Natternkopf

natternkopf auf einem Mittelstreifen

Diese schöne blaue Pflanze sieht man im Sommer öfter in Berlin. Sie kann Trockenheit und Sonne gut ertragen und ist eine Zierde für jede Mittelinsel im Straßenbild - wie hier an der Urania Berlin.

Aus den trichterförmigen, rot-violetten Blütenköpfen des Natternkopfs züngeln gespaltene Griffel weit heraus - diese erinnerten schon die Griechen an Natternzungen. Sie nannten diese Pflanze deshalb Echion, Schlange oder Natter. Die eng mit Blütenknospen versehenen Blütenrispen des Natternkopfs blühen von unten nach oben und von innen nach außen, was der aufrechten, bis zu 1 m hohen Staude im Spätsommer ein sperriges, pyramidenförmiges  Aussehen gibt.

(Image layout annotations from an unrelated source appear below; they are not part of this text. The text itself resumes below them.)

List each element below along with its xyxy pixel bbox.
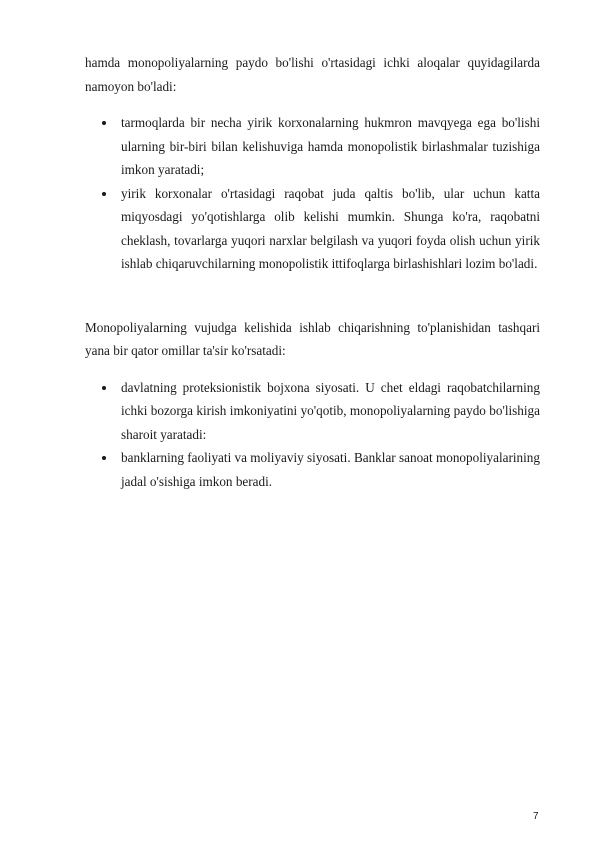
intro-paragraph: hamda monopoliyalarning paydo bo'lishi o'rtasidagi ichki aloqalar quyidagilarda namoyon bo'ladi: — [85, 55, 540, 94]
factors-paragraph: Monopoliyalarning vujudga kelishida ishlab chiqarishning to'planishidan tashqari yana bir qator omillar ta'sir ko'rsatadi: — [85, 319, 540, 358]
bullet-list-concentration — [85, 111, 540, 276]
list-item — [85, 446, 540, 493]
bullet-icon — [102, 386, 106, 390]
bullet-icon — [102, 121, 106, 125]
page-number: 7 — [533, 811, 539, 822]
list-item-text: tarmoqlarda bir necha yirik korxonalarning hukmron mavqyega ega bo'lishi ularning bir-biri bilan kelishuviga hamda monopolistik birlashmalar tuzishiga imkon yaratadi; — [121, 115, 540, 177]
bullet-list-factors — [85, 376, 540, 494]
list-item — [85, 182, 540, 276]
list-item-text: davlatning proteksionistik bojxona siyosati. U chet eldagi raqobatchilarning ichki bozorga kirish imkoniyatini yo'qotib, monopoliyalarning paydo bo'lishiga sharoit yaratadi: — [121, 379, 540, 442]
list-item — [85, 111, 540, 182]
bullet-icon — [102, 192, 106, 196]
list-item-text: yirik korxonalar o'rtasidagi raqobat juda qaltis bo'lib, ular uchun katta miqyosdagi yo'qotishlarga olib kelishi mumkin. Shunga ko'ra, raqobatni cheklash, tovarlarga yuqori narxlar belgilash va yuqori foyda olish uchun yirik ishlab chiqaruvchilarning monopolistik ittifoqlarga birlashishlari lozim bo'ladi. — [121, 185, 540, 271]
list-item — [85, 376, 540, 447]
bullet-icon — [102, 456, 106, 460]
page-content — [85, 51, 540, 493]
paragraph-gap — [85, 276, 540, 316]
list-item-text: banklarning faoliyati va moliyaviy siyosati. Banklar sanoat monopoliyalarining jadal o'sishiga imkon beradi. — [121, 450, 540, 489]
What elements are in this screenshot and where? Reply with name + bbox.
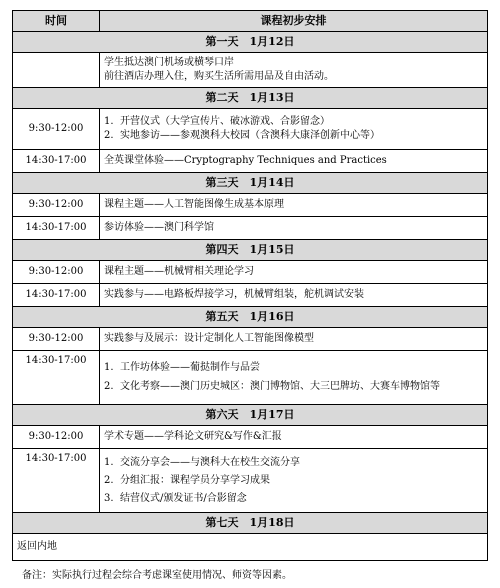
list-item xyxy=(104,115,483,129)
item-number: 2. xyxy=(104,474,114,486)
day-header-row xyxy=(13,173,488,194)
time-cell: 9:30-12:00 xyxy=(13,109,100,150)
schedule-row xyxy=(13,328,488,351)
item-text: 分组汇报：课程学员分享学习成果 xyxy=(120,474,270,486)
content-line: 学生抵达澳门机场或横琴口岸 xyxy=(104,57,234,68)
day-title: 第七天 1月18日 xyxy=(13,513,488,534)
list-item xyxy=(104,474,483,488)
content-cell: 课程主题——机械臂相关理论学习 xyxy=(100,261,488,284)
day-title: 第六天 1月17日 xyxy=(13,405,488,426)
day-header-row xyxy=(13,88,488,109)
list-item xyxy=(104,492,483,506)
content-cell: 实践参与及展示：设计定制化人工智能图像模型 xyxy=(100,328,488,351)
content-cell xyxy=(100,53,488,88)
list-item xyxy=(104,129,483,143)
schedule-row xyxy=(13,109,488,150)
time-cell: 9:30-12:00 xyxy=(13,328,100,351)
item-text: 交流分享会——与澳科大在校生交流分享 xyxy=(120,456,300,468)
day-title: 第二天 1月13日 xyxy=(13,88,488,109)
day-title: 第四天 1月15日 xyxy=(13,240,488,261)
day-header-row xyxy=(13,513,488,534)
schedule-row xyxy=(13,53,488,88)
item-number: 2. xyxy=(104,130,114,141)
content-cell: 实践参与——电路板焊接学习，机械臂组装，舵机调试安装 xyxy=(100,284,488,307)
item-number: 1. xyxy=(104,116,114,127)
schedule-row xyxy=(13,534,488,561)
table-header-row xyxy=(13,11,488,32)
content-cell: 参访体验——澳门科学馆 xyxy=(100,217,488,240)
time-cell: 14:30-17:00 xyxy=(13,217,100,240)
list-item xyxy=(104,456,483,470)
schedule-row xyxy=(13,284,488,307)
item-number: 3. xyxy=(104,492,114,504)
time-cell xyxy=(13,53,100,88)
content-cell: 全英课堂体验——Cryptography Techniques and Practices xyxy=(100,150,488,173)
time-cell: 9:30-12:00 xyxy=(13,261,100,284)
item-text: 结营仪式/颁发证书/合影留念 xyxy=(120,492,247,504)
content-cell xyxy=(100,449,488,513)
item-text: 文化考察——澳门历史城区：澳门博物馆、大三巴牌坊、大赛车博物馆等 xyxy=(120,381,440,392)
day-header-row xyxy=(13,307,488,328)
time-cell: 9:30-12:00 xyxy=(13,426,100,449)
time-cell: 14:30-17:00 xyxy=(13,150,100,173)
schedule-row xyxy=(13,449,488,513)
item-text: 实地参访——参观澳科大校园（含澳科大康泽创新中心等） xyxy=(120,130,380,141)
content-cell xyxy=(100,351,488,405)
schedule-row xyxy=(13,261,488,284)
footnote: 备注：实际执行过程会综合考虑课室使用情况、师资等因素。 xyxy=(22,570,292,581)
time-cell: 14:30-17:00 xyxy=(13,284,100,307)
day-title: 第三天 1月14日 xyxy=(13,173,488,194)
schedule-table xyxy=(12,10,488,561)
content-cell: 课程主题——人工智能图像生成基本原理 xyxy=(100,194,488,217)
schedule-row xyxy=(13,150,488,173)
time-cell: 14:30-17:00 xyxy=(13,449,100,513)
time-cell: 9:30-12:00 xyxy=(13,194,100,217)
schedule-column-header: 课程初步安排 xyxy=(100,11,488,32)
item-number: 2. xyxy=(104,381,114,392)
schedule-row xyxy=(13,217,488,240)
content-cell xyxy=(100,109,488,150)
day-header-row xyxy=(13,32,488,53)
item-number: 1. xyxy=(104,362,114,373)
time-cell: 14:30-17:00 xyxy=(13,351,100,405)
day-title: 第五天 1月16日 xyxy=(13,307,488,328)
day-header-row xyxy=(13,405,488,426)
schedule-row xyxy=(13,351,488,405)
item-number: 1. xyxy=(104,456,114,468)
item-text: 工作坊体验——葡挞制作与品尝 xyxy=(120,362,260,373)
time-column-header: 时间 xyxy=(13,11,100,32)
list-item xyxy=(104,361,483,375)
list-item xyxy=(104,380,483,394)
day-header-row xyxy=(13,240,488,261)
schedule-row xyxy=(13,426,488,449)
item-text: 开营仪式（大学宣传片、破冰游戏、合影留念） xyxy=(120,116,330,127)
content-cell: 返回内地 xyxy=(13,534,488,561)
schedule-row xyxy=(13,194,488,217)
content-cell: 学术专题——学科论文研究&写作&汇报 xyxy=(100,426,488,449)
day-title: 第一天 1月12日 xyxy=(13,32,488,53)
content-line: 前往酒店办理入住，购买生活所需用品及自由活动。 xyxy=(104,71,334,82)
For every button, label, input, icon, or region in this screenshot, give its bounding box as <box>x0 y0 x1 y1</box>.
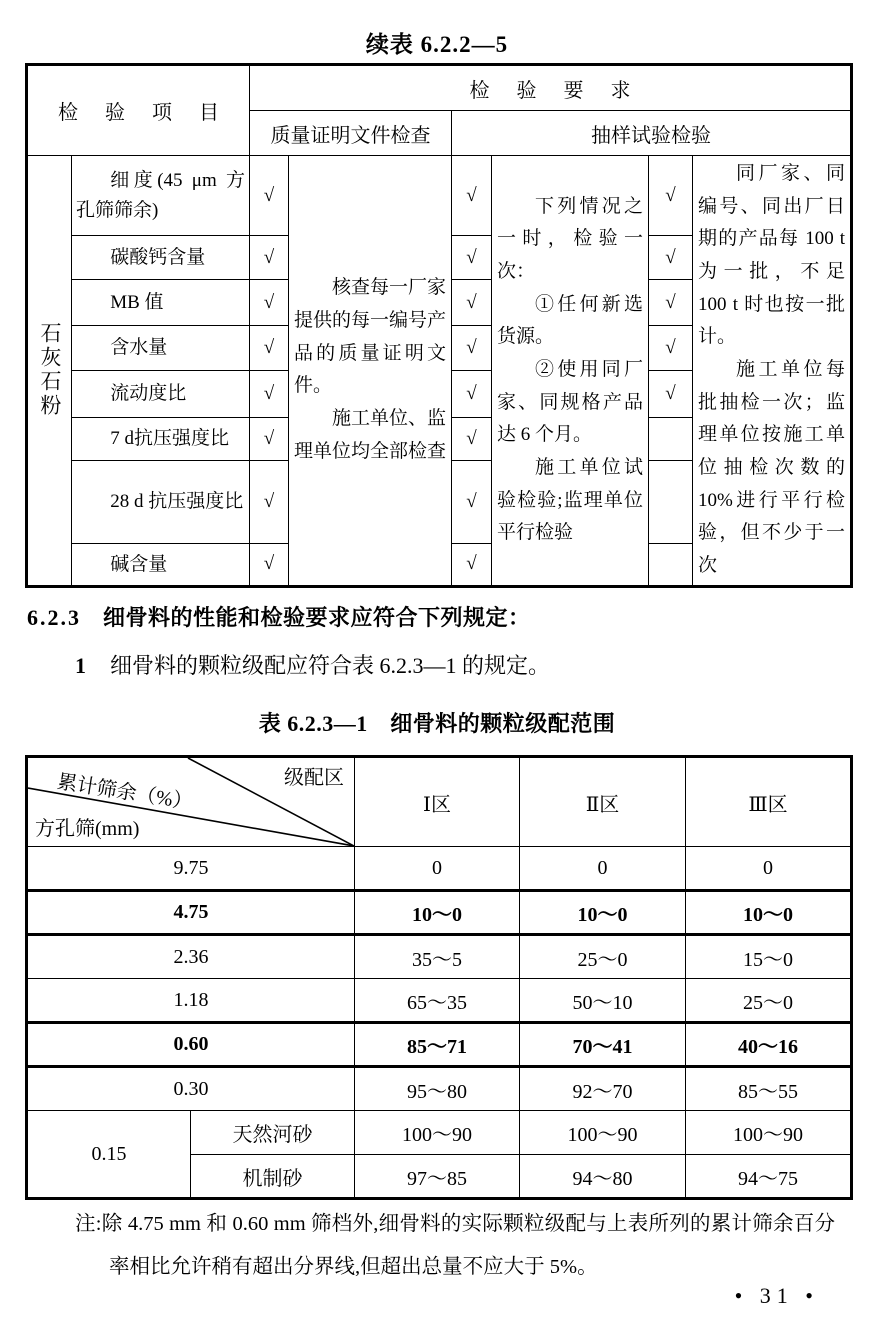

Natternkopf nah mit BieneDie jungen Knospen sind zunächst rosa gefärbt. Je älter eine Blüte wird, um so mehr nimmt sie einen blau-violetten Farbton an. Der Grund dafür ist eine Veränderung des PH-Wertes im Zellsaft der Blüten. Die rosafarbenen Knospen haben einen sauren PH-Wert, die älteren blauen Blüten einen zunehmend basischen. Dieses Farbspiel kann man auch beim Lungenkraut oder beim Beinwell beobachten, die wie der Natternkopf ebenfalls zu der Familie der Raublattgewächse gehören.

Rau ist außer den Blüten wirklich alles am Natternkopf: der gepunktete Stängel, die Blätter, die Früchte – alles ist mit kleinen Borsten überzogen, die ihn vor dem Gefressenwerden schützen. Darüber hinaus sorgen die borstigen Haare dafür, dass die Feuchtigkeit weniger schnell verdunstet. Zusätzlich mit einer bis zu 2 m langen, rübenartigen Wurzel versehen, ist der Natternkopf also gut gerüstet für das harte Großstadtleben. Er zählt zu den so genannten Pionierpflanzen, die auch humusarme, steinige Böden besiedeln können. Inzwischen hat er sich auch in Nordamerika eingebürgert.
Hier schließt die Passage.